(Caernarfon) Le cliché aux couleurs un peu passées laisse deviner deux personnes identifiables au premier coup d’œil au sommet de l’imposant château gallois de Caernarfon, un moment d’Histoire figé dans le temps par une jeune écolière,  en 1969.

« Il était là, sur le balcon, avec sa mère », raconte Maria Sarnacki, plaçant la photo devant elle, devant le même balcon où la reine Élisabeth II et celui qui venait alors d’être couronné prince de Galles, Charles, ont salué la foule.

« C’était une journée incroyable. J’étais convaincue qu’elle me montrait du doigt et qu’elle me faisait signe, moi la petite fille de 11 ans », se souvient celle qui a aujourd’hui 66 ans.

L’investiture de Charles comme prince de Galles par sa mère au cours d’une cérémonie au rituel séculaire dans ce sublime château du XIIIe siècle de la côte nord du Pays de Galles a été suivie à la télévision par des millions de personnes dans le monde.

L’évènement a été mis à l’écran par la série à succès « The Crown », montrant la reine plaçant une couronne sur la tête de Charles, 20 ans, agenouillé sur une estrade de granit.

Il n’y aura probablement pas d’équivalent pour William, nommé prince de Galles la semaine dernière par son père, désormais roi.

Près de 25 000 personnes ont signé une pétition pour supprimer le titre qui constitue, selon eux, comme « une insulte au Pays de Galles et le symbole de l’oppression historique ».

« Nombreux sont ceux qui refusent ce titre de prince de Galles, car ils pensent qu’il devrait revenir à un Gallois », explique à l’AFP Maria Sarnacki, aujourd’hui maire de Caernarfon.

« Provocation »

Mis en berne à cause du deuil national, le drapeau gallois avec son dragon et l’Union Jack britannique flottent côte à côte sur le château.
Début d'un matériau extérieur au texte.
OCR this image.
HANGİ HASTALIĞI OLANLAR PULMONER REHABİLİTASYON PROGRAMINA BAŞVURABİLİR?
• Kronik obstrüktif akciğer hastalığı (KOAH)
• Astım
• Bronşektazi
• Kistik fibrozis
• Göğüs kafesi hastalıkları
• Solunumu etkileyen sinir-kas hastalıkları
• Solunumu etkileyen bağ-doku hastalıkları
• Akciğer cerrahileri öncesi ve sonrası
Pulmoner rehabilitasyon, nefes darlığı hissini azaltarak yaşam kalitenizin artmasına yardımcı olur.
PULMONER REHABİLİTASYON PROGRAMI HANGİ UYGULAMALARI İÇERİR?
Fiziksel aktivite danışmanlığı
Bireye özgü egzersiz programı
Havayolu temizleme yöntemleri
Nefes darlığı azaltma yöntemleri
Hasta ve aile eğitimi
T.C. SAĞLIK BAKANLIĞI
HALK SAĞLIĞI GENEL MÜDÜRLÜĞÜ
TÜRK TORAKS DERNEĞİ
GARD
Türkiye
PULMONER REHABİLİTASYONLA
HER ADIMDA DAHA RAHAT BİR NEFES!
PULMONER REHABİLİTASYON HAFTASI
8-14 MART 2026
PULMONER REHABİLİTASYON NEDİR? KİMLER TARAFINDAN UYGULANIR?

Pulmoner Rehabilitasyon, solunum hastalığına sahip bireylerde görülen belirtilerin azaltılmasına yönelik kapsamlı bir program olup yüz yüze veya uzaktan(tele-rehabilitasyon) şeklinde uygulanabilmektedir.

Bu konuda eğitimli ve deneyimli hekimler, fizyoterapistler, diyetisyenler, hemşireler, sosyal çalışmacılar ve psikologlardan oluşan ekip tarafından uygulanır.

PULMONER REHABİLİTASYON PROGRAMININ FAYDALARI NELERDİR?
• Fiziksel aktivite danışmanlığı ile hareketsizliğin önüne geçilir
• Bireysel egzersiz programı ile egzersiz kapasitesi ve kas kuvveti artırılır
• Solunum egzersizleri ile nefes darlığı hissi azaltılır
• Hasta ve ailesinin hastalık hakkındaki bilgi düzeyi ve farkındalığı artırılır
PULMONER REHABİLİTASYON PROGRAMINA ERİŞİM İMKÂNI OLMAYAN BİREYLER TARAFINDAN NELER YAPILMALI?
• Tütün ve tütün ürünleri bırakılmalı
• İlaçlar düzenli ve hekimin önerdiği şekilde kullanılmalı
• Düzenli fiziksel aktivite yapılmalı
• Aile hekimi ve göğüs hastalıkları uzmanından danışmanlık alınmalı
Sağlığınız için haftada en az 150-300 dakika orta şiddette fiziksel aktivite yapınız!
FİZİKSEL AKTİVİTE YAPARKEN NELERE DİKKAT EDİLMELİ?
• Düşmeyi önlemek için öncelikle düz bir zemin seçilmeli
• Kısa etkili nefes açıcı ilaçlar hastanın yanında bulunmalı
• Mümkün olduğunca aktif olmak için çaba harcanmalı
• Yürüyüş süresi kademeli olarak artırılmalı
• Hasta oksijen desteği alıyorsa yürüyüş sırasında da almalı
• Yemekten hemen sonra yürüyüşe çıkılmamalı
L’histoire de Caernarfon ne fait pas de ce lieu un fief royaliste.

« L’opinion sera très divisée » sur la proclamation de William comme prince de Galles, estime Geraint Thomas, 49 ans, qui tient une galerie de photos.

La ville se vante d’avoir la proportion la plus importante de gens parlant gallois dans le pays. Une langue que Charles a tenté d’apprendre pendant un trimestre à l’université d’Aberystwyth, à 80 kilomètres au sud de Caernarfon.

Armés de lances de pacotille, des enfants jouent dans la cour du château, inscrit au patrimoine mondial de l’UNESCO et qui porte dans ses murs l’histoire sanglante de l’Angleterre et du Pays de Galles.

Le titre de prince de Galles revenait à l’origine à des princes gallois, mais le dernier, Llywelyn ap Gruffudd, a été tué en 1282 par le roi d’Angleterre Edouard Ier.

Sa tête avait alors été brandie au sommet de la tour de Londres.

Pour dompter le Pays de Galles, Edouard s’est lancé dans la construction frénétique de châteaux parmi lesquels Caernarfon, où son héritier, le futur Edouard II, est né en 1284.

Il a ensuite donné le titre de prince de Galles à son fils en 1301, et les souverains anglais ont perpétué cette tradition avec leurs héritiers.

« C’est historiquement un titre de provocation », explique M. Thomas, dont la galerie affiche deux drapeaux rouges du mouvement indépendantiste gallois.

En choisissant Caernarfon pour l’investiture de Charles en 1969, la reine avait pris en soi une décision controversée.

Des manifestations ont eu lieu autour du château, et des nationalistes ont tenté de poser une bombe sur les voies ferrées empruntées par Charles vers la cérémonie.

Pays « indépendant »

Depuis, le Pays de Galles a acquis plus de liberté politique vis-à-vis de Londres, et a pris ses distances avec la famille royale qui semble plus attachée à l’Écosse.

« Je pense que nous devrions avoir un prince gallois », juge Rhiannon Evans, 23 ans, qui travaille dans un bar à Caernarfon. « Et être un pays indépendant ».

Le roi Charles doit visiter Cardiff vendredi, après s’être rendu à Édimbourg et Belfast au cours d’une tournée qui a bien démontré qu’il comptait s’investir sur l’union du Royaume-Uni.

Mais il a été critiqué pour avoir nommé William prince de Galles sans consulter les Gallois, à commencer par leur premier ministre.

Même si les Gallois disent « respecter » William et sa femme Kate, qui a vécu à Anglesey, une île galloise, il « [leur] a été imposé par le nouveau roi », estime Selwyn Jones, qui travaille dans une librairie de la ville, et pour lui, organiser l’investiture à Caernarfon « serait encore plus malsain qu’en 1969 ».